WTU Map
The Army is standing up community-based Warrior Transition Units around the country.

WASHINGTON (Army News Service, May 28, 2009) -- The Army Warrior Transition Command overseeing the Warrior Transition Units is issuing refined criteria and instructions for assignment to WTUs to allow more Reserve and National Guard Soldiers to recover in their hometowns through community-based WTUs.

Many of the warriors in transition will not only have the benefit of recovering at home, they'll also be able to use local civilian health care facilities, while remaining under the direct supervision of Army unit leaders and medical case managers.

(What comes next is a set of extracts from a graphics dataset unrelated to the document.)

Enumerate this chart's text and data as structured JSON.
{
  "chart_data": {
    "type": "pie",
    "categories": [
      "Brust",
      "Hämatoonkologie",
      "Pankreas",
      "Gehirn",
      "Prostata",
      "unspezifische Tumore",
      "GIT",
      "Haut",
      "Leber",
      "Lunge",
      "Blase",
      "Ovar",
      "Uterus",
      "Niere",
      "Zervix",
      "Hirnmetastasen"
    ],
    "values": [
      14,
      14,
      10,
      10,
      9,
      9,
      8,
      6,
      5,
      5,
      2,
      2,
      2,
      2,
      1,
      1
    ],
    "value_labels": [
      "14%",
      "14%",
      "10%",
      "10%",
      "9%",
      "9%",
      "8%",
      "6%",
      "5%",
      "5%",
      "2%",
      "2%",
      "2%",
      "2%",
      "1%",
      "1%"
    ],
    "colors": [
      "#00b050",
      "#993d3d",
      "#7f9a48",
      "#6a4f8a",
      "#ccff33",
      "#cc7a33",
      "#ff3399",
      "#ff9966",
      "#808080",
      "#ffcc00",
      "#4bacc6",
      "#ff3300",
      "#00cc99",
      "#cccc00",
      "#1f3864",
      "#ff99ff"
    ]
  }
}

As part of the Army's Warrior Care and Transition Program, Soldiers whose injuries or illnesses require complex medical care are assigned to WTUs, which provide unit leadership and hands-on care management to Soldiers.

The CBWTUs located regionally around the U.S. have Army cadre and medical case managers on staff comparable to active-duty WTUs, but assigned Soldiers normally live at home and undergo treatment in the local civilian TRICARE health network.

In the past, reserve-component Soldiers who were mobilized for active-duty deployment and became ill or injured were routinely assigned to the active-duty WTU at the mobilization station or Army post where they reported for deployment.

Under the new guidance, commanders of WTUs and Army hospitals who determine Soldiers' eligibility for WTU assignment will have the authority to transfer a wounded, ill or injured reserve-component Soldier to the CBWTU or WTU nearest the Soldier's hometown.

The reason for the change came from Secretary of the Army Pete Geren, who has met with hundreds of recovering Soldiers in WTUs worldwide and related that one of the chief complaints from Reserve and National Guard Soldiers was separation from the family during the healing process at an active-duty WTU.

"We've found that the family component is critical in the successful healing and transition of Soldiers," said WTC Commander, Brig. Gen. Gary Cheek. "This is another refinement of the program that better incorporates that critical aspect."

According to WTC planners, clinical care requirements will always drive the determination for WTU assignment. Within the Warrior Care and Transition Program, each Soldier undergoes a comprehensive medical evaluation to determine WTU eligibility.

If a reserve-component Soldier qualifies for retention on active duty for medical reasons, but does not require the daily medical care management provided by an active-duty WTU or military treatment facility, the Soldier will be assigned to the CBWTU closest to his or her hometown or support network, provided the location has the medical capacity to meet the Soldier's needs.

If the Soldier's condition requires daily care management, they will be assigned to the active-duty WTU at the military treatment facility closest to his or her hometown. Commanders will also have the ability to transfer a reserve-component Soldier to a CBWTU from a WTU after the medical condition has been stabilized.

One side benefit of the new policy is to encourage reserve-component Soldiers returning from deployment to remain on active duty under an Army medical retention program, so any medical issues can be addressed quickly.

In the past, some Soldiers opted to demobilize to expedite their return home, only to discover health issues that required them to request a return to active duty for treatment.

Now commanders have 30 days to transfer eligible reserve-component Soldiers to a CBWTU or to a suitable WTU near their home. This will enable Soldiers to transition quickly back to their families while receiving focused care at the CBWTU.